Faith is the exact opposite. The suggestion that science is in some way a faith position is ingnorant and misleading. It seems to me that anything half-hearted that states nothing concrete is 'sophisticated'.

No, I think what is sophisticated is being able to step aside from the culturally acceptable rhetoric about science, and recognising science as a cultural construct itself. That's why Ian and I can have productive conversations.

We 'humourless' Atheists are 'humourless' because we refuse to leave any wiggle room for religious fantasy.

Rather, I would say the humourlessness comes from not recognising a) the non-fantastical elements of religion, and b) the fantastical elements of science.

As for the end of faith, I have yet to witness a scientist strapping explosives to himself and blowing up civilans in honor of a theory or torturing someone to death because they would not subscribe to their view of gravity.

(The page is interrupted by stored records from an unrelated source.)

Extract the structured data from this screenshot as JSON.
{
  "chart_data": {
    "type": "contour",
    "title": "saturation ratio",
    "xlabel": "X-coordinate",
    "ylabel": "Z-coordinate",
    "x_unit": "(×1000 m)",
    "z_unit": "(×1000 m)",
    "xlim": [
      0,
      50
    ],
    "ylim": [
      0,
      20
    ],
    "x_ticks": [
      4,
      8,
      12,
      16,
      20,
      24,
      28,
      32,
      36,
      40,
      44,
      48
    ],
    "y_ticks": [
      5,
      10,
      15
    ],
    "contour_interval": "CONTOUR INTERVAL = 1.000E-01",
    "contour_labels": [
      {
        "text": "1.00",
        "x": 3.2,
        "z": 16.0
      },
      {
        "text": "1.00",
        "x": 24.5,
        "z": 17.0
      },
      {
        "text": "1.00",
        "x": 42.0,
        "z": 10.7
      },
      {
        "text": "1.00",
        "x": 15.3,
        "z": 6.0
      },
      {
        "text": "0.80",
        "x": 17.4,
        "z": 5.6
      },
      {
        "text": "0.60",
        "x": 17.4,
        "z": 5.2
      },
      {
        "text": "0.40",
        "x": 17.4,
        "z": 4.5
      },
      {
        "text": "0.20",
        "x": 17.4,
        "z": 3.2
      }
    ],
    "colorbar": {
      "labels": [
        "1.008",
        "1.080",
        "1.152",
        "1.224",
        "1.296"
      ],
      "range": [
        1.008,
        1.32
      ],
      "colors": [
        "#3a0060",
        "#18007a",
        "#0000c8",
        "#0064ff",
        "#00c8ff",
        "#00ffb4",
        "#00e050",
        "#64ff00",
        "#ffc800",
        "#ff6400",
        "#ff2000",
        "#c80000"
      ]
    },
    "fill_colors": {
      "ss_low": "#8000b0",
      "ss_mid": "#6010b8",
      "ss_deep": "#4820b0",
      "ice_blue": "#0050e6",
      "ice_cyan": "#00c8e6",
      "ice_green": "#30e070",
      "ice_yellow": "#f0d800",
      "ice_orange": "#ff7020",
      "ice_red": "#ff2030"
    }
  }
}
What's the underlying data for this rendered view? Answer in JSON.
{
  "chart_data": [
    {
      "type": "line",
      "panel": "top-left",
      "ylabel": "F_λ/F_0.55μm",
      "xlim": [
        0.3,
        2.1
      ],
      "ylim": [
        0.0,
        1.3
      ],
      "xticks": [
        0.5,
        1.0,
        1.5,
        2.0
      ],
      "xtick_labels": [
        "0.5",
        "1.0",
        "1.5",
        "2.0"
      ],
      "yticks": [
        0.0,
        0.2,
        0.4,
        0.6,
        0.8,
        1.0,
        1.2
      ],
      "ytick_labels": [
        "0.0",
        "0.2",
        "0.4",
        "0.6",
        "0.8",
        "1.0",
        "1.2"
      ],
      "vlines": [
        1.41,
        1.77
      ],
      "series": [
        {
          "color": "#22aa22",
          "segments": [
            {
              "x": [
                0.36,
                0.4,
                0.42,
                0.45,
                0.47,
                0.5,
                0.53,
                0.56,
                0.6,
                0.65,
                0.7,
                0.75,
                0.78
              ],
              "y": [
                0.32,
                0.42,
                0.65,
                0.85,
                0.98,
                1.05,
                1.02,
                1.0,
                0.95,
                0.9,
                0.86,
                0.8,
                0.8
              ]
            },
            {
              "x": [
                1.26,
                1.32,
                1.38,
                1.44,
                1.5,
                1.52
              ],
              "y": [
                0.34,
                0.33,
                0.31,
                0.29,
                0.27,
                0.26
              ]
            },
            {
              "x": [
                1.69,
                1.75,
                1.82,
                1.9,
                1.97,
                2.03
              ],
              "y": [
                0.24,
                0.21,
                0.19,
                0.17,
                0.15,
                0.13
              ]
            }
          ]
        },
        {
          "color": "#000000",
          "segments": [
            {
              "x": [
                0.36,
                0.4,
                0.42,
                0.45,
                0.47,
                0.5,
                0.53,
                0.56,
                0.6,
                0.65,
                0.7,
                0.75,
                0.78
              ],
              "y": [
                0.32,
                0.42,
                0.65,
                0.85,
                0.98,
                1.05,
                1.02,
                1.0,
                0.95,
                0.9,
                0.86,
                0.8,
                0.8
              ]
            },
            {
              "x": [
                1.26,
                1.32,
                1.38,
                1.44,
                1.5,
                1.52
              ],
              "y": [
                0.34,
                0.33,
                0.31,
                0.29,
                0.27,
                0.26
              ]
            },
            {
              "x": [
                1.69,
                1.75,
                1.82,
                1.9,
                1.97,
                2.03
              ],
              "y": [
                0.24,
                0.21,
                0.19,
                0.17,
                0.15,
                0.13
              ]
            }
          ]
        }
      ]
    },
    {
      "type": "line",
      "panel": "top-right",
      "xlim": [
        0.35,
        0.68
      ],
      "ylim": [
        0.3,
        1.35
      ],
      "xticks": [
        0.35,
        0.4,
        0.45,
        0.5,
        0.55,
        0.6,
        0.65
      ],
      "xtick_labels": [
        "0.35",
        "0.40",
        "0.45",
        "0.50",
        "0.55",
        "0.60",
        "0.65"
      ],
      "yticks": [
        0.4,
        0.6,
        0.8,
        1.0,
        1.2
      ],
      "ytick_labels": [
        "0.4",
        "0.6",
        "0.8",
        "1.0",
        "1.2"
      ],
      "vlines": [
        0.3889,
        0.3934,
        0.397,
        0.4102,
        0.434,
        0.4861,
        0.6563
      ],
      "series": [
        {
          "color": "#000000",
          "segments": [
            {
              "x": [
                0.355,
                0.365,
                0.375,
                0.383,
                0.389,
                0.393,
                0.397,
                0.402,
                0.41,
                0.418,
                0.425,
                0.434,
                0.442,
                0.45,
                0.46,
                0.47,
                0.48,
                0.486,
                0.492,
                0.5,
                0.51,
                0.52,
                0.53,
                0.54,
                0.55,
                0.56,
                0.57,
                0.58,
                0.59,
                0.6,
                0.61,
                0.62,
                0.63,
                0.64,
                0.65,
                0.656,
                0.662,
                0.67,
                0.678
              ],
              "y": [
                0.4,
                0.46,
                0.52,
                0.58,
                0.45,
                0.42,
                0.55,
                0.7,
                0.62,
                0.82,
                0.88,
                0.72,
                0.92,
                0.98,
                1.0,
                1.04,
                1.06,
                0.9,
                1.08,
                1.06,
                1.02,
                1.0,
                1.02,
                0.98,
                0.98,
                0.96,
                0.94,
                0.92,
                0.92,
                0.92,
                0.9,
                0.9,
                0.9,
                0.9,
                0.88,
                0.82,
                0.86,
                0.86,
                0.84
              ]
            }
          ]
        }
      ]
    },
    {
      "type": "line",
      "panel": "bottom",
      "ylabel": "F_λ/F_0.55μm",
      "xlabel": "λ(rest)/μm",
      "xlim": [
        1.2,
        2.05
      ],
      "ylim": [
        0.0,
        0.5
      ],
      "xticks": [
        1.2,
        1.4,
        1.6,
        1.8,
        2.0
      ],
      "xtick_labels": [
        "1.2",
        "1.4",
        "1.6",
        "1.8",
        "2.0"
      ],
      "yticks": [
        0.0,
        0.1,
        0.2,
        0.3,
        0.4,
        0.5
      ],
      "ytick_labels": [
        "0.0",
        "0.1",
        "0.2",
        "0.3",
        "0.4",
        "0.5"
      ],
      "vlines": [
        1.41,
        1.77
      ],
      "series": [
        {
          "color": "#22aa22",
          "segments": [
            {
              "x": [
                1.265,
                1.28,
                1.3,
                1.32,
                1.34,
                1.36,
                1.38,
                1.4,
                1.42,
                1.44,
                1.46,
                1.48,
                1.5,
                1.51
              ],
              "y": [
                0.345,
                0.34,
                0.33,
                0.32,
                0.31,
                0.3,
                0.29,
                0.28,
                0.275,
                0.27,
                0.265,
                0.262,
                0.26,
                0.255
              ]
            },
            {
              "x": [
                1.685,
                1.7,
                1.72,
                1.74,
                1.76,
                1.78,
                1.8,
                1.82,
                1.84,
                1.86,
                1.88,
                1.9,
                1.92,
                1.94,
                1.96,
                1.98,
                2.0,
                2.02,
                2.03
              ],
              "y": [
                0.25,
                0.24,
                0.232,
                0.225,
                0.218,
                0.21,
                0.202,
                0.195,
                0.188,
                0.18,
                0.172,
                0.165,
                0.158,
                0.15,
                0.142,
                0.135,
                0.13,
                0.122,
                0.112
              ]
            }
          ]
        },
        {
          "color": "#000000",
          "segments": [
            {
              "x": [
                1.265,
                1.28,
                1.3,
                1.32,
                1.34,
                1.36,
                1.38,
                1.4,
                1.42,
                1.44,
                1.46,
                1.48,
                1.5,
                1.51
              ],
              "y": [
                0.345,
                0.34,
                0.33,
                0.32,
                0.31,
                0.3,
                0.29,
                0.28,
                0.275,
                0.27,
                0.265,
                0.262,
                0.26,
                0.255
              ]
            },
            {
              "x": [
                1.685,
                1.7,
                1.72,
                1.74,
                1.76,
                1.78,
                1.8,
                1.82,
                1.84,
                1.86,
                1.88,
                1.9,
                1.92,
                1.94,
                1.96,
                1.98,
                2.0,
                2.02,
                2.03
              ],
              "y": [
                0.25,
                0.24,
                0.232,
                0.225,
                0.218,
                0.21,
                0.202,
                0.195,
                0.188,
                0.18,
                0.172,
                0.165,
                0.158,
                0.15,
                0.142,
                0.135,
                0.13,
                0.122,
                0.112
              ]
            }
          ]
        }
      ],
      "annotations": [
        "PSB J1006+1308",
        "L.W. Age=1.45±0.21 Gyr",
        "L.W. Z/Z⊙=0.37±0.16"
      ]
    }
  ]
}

This is silly.I'm quite sure that if we were able to work out some sort of utilitarian calculation on which set of beliefs had had the most malign consequences - religious exploration and teachings, or scientific exploration and teachings - then science would end up with by far the most bloody hands. In other words, I'll trade you one Torquemada for your chemical warfare.

Science represents civilization, cooperation and the free expression of ideas.

You missed out motherhood and apple pie :) Those values existed before the rise of science and are maintained apart from the maintenance of science. What I would want to ask you is: can you give a scientifically acceptable explanation of those values?

Not all ideas are defacto accepted as equal. Some ideas are bad ones, they are discarded in favour of good ones.

How is this different from a religion?

There is no 'holy' text that cannot be contradicted.

Perhaps not a text, but certainly a network of culturally embedded assumptions. As Kuhn points out, what makes scientific practices change isn't some semi-mystical notion of 'reason conquering ignorance' but simply a generational change when those established scientists who don't 'get' a new theory die out and are replaced. Reason has very little to do with it (aesthetics is much more important).

Religion runs into this problem constantly. This leads to 'sophisticated' theology. That being bullshit dressed as being sensible. When the ancient books, full of hate and intolerence conflict with modern ethics, excuse making, obfuscation and meaning twisting begin in earnest. If the bible were a scientific document, it would have been discarded long ago.

Thank God it isn't - because I completely agree that as a scientific text it's worse than useless. But that is the mistake that fundamentalists make, and in saying it you show that you share a fundamentalist attitude. Besides which, where do you think 'modern ethics' came from, if not from Christian roots? Or do you think it sprang out new born from John Locke's head, like Athena from Zeus?

Harris' point is that if many people believe the end is coming, and a worryingly large number seem to think so, imagine what they would do with a nuclear arsenal. Many fundamentalists of all stripes actually look forward to the cataclismic ending of the world, day of judgement and all that.

I agree with him on that, and have been teaching and preaching to that effect for a while now.

His point simply is that the world can no longer afford 'faith'. Our technological development coupled with much freer access to information will empower believers to literally destroy the world over their fantasies. 'Sphisticated' theism is complicit in that it suggests these types of beliefs are reasonable and justified.

On the contrary, the only hope of humanity is good theology outcompeting the bad. All that humourless atheism achieves is the disarming of the last best hope we've got. If you don't understand what religion is, how it functions and why it appeals - if both good theology and bad theology is equally nonsensical - then the only future is a violent one, and my point above about the scientists having the bloodiest hands will be vindicated a billion-fold.